For most of my life, I minimized my disordered eating. I was just “being healthy.” Sure—food, weight, and body image took up space in my mind. What I ate and how I felt in my body was how I judged if I was having a good day or a bad one. And more often than not, I was ashamed to eat. I was living in a cycle of negative self-talk, restricting, binging, dieting, exercising, weighing myself, and starting over. But I also knew a lot of other people, like me, who were struggling in similar ways. So I dismissed my disordered eating as normal. After all, disordered eating isn’t a medical term. At the time, I didn’t realize just how much of an impact it was having on my mental and physical health. Even after I knew I needed help, it took me a long time to accept that just because a problem is common, doesn’t mean it’s not a problem.

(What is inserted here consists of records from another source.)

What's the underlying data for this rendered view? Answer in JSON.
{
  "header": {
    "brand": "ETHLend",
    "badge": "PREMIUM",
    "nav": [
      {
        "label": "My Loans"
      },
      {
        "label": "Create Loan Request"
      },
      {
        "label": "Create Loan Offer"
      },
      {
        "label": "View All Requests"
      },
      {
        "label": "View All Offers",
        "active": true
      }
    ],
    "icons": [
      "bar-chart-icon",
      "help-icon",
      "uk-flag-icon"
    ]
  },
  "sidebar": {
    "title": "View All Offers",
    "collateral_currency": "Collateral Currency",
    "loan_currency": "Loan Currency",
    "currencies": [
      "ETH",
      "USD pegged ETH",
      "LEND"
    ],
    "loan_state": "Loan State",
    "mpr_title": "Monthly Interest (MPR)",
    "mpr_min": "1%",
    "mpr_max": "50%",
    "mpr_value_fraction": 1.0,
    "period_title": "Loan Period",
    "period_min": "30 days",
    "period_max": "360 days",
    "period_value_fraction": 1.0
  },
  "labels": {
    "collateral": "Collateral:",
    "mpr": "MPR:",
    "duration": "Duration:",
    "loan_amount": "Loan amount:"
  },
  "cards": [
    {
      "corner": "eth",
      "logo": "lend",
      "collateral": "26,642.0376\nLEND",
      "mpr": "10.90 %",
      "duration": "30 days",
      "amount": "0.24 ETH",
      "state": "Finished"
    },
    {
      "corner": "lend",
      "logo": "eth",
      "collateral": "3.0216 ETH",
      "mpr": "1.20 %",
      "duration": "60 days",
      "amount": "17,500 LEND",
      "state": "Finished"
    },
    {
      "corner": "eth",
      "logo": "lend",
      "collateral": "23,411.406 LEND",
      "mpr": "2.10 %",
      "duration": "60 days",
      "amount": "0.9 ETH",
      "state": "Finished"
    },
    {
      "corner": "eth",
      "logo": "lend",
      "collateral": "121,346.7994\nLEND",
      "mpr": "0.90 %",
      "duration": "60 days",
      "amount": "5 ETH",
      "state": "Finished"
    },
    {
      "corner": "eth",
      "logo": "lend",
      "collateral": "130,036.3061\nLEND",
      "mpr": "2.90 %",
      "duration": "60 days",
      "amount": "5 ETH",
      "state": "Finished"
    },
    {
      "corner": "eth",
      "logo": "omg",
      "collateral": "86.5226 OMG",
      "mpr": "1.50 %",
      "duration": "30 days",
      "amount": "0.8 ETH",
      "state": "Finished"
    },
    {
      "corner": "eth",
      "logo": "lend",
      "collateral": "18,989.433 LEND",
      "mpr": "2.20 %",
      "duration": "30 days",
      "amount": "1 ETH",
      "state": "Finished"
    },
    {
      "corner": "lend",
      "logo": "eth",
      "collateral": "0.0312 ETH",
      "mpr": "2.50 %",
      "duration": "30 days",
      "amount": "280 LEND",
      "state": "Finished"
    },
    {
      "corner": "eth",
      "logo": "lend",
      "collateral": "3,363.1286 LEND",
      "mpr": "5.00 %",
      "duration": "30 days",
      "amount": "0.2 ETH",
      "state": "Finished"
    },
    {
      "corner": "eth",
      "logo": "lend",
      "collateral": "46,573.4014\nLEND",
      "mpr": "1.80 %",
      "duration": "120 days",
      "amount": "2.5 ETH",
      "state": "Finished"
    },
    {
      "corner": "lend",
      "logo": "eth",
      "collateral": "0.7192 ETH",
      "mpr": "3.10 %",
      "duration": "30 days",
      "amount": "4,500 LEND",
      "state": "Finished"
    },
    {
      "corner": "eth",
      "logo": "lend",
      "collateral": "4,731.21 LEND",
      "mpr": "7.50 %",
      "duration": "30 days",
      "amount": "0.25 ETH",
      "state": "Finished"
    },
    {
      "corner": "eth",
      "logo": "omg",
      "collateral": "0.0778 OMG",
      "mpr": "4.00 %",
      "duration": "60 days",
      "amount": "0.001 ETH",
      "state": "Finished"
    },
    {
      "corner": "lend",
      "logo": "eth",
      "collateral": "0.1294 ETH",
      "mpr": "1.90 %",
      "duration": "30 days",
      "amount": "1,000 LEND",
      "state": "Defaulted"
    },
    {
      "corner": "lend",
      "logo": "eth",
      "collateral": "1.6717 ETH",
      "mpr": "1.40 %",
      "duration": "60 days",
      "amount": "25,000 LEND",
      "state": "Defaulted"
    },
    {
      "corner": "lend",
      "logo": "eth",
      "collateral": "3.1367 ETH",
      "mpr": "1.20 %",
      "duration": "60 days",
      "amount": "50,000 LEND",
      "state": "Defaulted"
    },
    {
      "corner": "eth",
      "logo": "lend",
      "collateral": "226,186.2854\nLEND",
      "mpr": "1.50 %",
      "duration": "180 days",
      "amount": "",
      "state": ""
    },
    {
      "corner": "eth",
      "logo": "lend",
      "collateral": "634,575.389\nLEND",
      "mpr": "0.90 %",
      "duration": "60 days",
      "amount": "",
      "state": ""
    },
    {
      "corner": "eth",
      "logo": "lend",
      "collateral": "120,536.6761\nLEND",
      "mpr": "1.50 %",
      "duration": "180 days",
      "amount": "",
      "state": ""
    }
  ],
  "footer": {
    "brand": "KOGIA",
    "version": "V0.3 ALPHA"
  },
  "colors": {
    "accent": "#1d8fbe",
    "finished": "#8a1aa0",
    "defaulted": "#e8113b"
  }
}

When I started doing research for my new middle grade novel Taking Up Space, I learned that more than 50 percent of kids wanted to be thinner. After a year of pandemic restrictions, the number of people struggling with food and body image has grown. Now, more than half of kids are living with this reality every day. Kids live tough topics. They need to read them. So they don’t feel alone. So they feel seen and heard. So they feel understood. So they have tools to recognize that they matter and deserve help and support and love. And so their friends have tools to be there for them. It also helps parents to read tough topics from a kid’s perspective in order to put themselves in their child’s position and ultimately be more compassionate and empathetic.
What makes this topic especially challenging is that many adults are also struggling with disordered eating. For a lot of families, problems with food and body image are multi-generational. That’s why I wrote Sarah’s relationship with her mother, who we learn is also managing her own painful and complicated feelings about food. When parents and kids share similar struggles, it can be triggering and difficult for the parent to be supportive, especially when their feelings have been invalidated at some point in their lives. Kids need to know that disordered eating is a real problem that impacts a lot of people, even if our society and some adults tell them this problem is not a big deal. Kids need to know that their pain matters and that it’s brave to ask for help and that they should stand up for what they deserve.